For all $1\le i\le d$, we let $X^{(i)}$ be the urn process of initial composition $e_i$ (the canonical basis of $\mathbb{R}^d$, where the $i$-th position is equal to $1$ and $0$ in all the other coordinates) and replacement matrix $R$. We want to calculate $\mathbb{E}[X^{(i)}(t)]$, for all $t\ge 0$. We look at the time when the ball in the urn at time zero splits (with probability $e^{-t}$, the initial ball hasn’t split yet at time $t$): for all $t\ge 0$, the computation is given by $$\mathbb{E}[X^{(i)}(t)]=e_ie^{-t}+\int^t_0e^{-s}\text{d}s\mathbb{E}\bigg[\sum^d_{j=1}\sum^{R_{i,j}+\delta_{i,j}}_{k=1}X^{(j,k)}(t-s)\bigg]$$where, for all $1\le j\le d$, $(X^{(j,k)})_k\ge1$ is a sequence of i.i.d. copies of $X^{(j)}$, and the double-indexed sequence $(X^{(j,k)})_{i,j\ge1}$ is a sequence of independent processes.
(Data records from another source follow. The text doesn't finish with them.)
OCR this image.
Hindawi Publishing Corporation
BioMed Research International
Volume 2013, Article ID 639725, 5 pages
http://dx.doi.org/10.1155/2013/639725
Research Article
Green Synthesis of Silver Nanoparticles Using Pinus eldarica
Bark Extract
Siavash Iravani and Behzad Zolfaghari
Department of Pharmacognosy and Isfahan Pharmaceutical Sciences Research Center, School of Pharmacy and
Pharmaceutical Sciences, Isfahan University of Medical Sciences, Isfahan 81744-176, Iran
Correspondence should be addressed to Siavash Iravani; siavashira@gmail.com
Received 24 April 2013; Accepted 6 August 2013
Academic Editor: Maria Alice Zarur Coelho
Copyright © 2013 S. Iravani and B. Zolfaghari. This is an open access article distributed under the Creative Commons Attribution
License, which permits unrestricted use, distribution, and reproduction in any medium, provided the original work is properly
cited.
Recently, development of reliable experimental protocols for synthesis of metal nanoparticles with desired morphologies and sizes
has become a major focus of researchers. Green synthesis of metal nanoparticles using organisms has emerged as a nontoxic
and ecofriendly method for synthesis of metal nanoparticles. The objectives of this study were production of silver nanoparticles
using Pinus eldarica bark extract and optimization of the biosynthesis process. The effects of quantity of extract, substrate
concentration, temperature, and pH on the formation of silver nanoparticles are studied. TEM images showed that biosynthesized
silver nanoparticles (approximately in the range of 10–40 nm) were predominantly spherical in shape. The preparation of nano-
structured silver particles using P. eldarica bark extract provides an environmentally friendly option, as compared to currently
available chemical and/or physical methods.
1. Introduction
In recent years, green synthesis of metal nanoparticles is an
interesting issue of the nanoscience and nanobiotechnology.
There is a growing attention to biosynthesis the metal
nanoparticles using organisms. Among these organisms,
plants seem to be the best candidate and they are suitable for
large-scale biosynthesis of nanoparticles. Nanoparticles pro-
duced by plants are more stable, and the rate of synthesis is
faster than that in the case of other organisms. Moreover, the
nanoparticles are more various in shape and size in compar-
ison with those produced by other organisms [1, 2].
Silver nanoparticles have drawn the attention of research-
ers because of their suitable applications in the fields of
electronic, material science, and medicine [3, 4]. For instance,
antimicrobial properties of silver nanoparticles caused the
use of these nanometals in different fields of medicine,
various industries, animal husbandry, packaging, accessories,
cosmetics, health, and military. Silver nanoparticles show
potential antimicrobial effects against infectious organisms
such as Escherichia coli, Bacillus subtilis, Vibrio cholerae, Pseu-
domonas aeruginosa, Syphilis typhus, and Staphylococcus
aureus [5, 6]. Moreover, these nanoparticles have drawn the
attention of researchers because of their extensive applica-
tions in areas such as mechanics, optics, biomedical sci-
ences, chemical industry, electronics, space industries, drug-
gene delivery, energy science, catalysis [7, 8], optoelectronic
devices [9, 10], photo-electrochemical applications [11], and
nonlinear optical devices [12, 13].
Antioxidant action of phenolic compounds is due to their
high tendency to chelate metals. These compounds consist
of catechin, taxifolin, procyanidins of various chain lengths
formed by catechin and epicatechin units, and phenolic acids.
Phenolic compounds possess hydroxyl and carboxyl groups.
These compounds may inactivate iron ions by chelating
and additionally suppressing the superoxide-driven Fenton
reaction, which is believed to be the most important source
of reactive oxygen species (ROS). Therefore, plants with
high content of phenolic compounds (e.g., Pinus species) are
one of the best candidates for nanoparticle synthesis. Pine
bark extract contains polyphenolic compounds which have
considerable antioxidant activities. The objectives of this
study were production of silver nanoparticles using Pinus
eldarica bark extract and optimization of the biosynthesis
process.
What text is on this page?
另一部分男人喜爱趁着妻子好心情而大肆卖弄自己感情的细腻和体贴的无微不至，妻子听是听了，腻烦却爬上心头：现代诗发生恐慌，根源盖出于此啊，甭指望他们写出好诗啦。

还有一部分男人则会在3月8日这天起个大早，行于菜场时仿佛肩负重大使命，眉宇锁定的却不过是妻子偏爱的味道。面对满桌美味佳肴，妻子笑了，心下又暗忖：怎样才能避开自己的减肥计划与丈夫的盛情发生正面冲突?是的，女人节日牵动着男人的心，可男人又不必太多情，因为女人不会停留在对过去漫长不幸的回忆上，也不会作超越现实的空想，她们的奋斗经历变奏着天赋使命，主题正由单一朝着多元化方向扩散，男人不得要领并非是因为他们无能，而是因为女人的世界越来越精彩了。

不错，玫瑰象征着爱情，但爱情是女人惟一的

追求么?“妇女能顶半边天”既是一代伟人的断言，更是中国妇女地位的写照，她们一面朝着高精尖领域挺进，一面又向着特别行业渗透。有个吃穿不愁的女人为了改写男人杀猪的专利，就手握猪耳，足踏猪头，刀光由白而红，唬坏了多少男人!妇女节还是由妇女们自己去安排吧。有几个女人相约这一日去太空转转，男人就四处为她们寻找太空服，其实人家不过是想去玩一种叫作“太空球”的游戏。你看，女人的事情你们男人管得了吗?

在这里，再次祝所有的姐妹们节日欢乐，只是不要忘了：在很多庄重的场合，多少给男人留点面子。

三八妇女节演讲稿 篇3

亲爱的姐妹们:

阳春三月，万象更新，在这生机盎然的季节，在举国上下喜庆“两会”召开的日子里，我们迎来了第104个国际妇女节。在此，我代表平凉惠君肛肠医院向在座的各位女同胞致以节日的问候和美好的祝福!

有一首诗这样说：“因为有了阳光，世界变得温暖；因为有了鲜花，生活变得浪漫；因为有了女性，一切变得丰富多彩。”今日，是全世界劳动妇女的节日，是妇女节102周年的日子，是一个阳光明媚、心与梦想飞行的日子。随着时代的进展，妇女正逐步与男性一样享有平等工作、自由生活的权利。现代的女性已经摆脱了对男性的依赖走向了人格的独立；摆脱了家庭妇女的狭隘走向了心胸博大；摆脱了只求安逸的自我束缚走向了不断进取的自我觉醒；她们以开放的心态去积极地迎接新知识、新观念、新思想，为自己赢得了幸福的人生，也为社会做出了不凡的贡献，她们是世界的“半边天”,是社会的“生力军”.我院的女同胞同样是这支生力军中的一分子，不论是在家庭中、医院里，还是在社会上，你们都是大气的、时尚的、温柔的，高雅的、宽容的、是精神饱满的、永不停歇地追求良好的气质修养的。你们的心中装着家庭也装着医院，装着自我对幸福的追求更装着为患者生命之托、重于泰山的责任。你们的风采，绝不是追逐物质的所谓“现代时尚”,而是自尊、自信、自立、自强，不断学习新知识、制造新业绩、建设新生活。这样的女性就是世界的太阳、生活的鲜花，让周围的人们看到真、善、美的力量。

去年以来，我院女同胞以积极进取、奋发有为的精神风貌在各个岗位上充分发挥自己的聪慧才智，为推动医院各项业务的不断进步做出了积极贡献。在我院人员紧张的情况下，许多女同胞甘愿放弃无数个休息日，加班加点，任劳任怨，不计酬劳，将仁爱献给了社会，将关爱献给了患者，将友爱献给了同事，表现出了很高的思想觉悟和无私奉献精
I don't understand how to get this formula: I would split the expectation in two events, the first "the ball hasn't split yet at time $t$" and "the ball splits", so the first term $e_ie^{-t}$ concerns the first event, while, for the second event I think I should get the integral written above. The term $e^{-s}$ is the probability, which follows an exponential distribution with parameter 1, but I dont' know how to get $\mathbb{E}\big[\sum^d_{j=1}\sum^{R_{i,j}+\delta_{i,j}}_{k=1}X^{(j,k)}(t-s)\big]$
The mechanism I know is, that if at time $s<t$, a ball "$i$" splits, it is replaced by $R_{i,j}+\delta_{i,j}$ balls "$j$". Any help on how I should get that formula?